When teams try to solve world problems (instead of the ones that their target customer cares about ) they lose focus — and the first victim of this feature proliferation is simplicity.
Distributor power or Channel pressure is another common scenario why teams might spend time adding features that may or may not be what the end ‘user’ of the product needs/wants. This is especially true in B2B business settings where a distribution channel partner has massive influence over a vendor’s product development roadmaps, in return for much coveted shelf-space and distributing the product to the masses.
..and what to do about it.
Discipline is key. Wether or not to add a certain feature should be looked at from several different angles.
From a problem-solution fit standpoint — Will adding a new feature demonstrably solve a problem that customers face and demonstrably care about ?
(I emphasize “demonstrably” — but you know why).
From a product strategy standpoint — before developing a new feature product managers must ask if it will be a stepping stone, or a step forward towards the ultimate vision for the product? What other pieces have to fall into place to make that vision a reality? how likely are those outcomes?
And finally, from a business case standpoint — one must only add new features based on solid business cases.
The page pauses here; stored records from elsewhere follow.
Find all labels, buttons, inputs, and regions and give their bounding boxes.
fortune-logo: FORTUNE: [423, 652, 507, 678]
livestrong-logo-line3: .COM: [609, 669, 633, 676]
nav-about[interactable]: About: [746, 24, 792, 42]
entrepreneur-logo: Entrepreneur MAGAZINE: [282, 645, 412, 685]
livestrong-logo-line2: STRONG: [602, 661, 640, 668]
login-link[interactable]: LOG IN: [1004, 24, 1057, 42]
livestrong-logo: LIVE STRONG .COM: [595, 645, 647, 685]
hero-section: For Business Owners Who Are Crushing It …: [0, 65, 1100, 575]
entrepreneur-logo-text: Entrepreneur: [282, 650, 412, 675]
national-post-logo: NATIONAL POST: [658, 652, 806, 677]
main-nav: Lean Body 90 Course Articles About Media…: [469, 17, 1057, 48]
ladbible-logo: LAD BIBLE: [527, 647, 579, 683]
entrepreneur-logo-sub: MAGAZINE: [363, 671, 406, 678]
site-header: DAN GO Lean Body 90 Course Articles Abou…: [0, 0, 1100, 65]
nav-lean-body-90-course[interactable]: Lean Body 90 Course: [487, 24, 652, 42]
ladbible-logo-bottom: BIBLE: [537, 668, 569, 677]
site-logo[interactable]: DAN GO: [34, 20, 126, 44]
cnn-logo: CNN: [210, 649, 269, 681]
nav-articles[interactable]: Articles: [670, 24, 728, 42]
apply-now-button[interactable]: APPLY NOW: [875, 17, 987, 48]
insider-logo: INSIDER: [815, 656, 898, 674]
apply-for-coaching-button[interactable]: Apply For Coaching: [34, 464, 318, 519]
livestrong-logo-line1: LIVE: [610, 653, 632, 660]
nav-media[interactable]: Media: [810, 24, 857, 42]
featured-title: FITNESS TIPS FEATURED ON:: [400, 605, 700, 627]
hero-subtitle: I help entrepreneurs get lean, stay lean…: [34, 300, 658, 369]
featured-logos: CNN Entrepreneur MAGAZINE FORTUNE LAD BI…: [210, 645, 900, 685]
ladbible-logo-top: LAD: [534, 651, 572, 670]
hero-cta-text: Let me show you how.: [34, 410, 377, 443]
Will this feature unlock a revenue stream for your company immediately, or in the foreseeable future? Will it result in a sustainable competitive advantage over your competitor products? Is there enough (reliable) data that supports the above hypotheses?
When the results to the above analyses are positive and are well supported by data, a feature addition might be a good strategy. If either one is negative, i.e if adding a feature will not result in any incremental revenues or it doesn’t fit in the over all product vision/game plan then would be a sub optimal use of valuable resources AND will only make the product complicated for users.
For product teams, minimizing unnecessary feature work helps embrace simplicity and paves the way to build impactful products. For organizations, this ensures that limited resources are invested optimally and aligned towards overall value creation.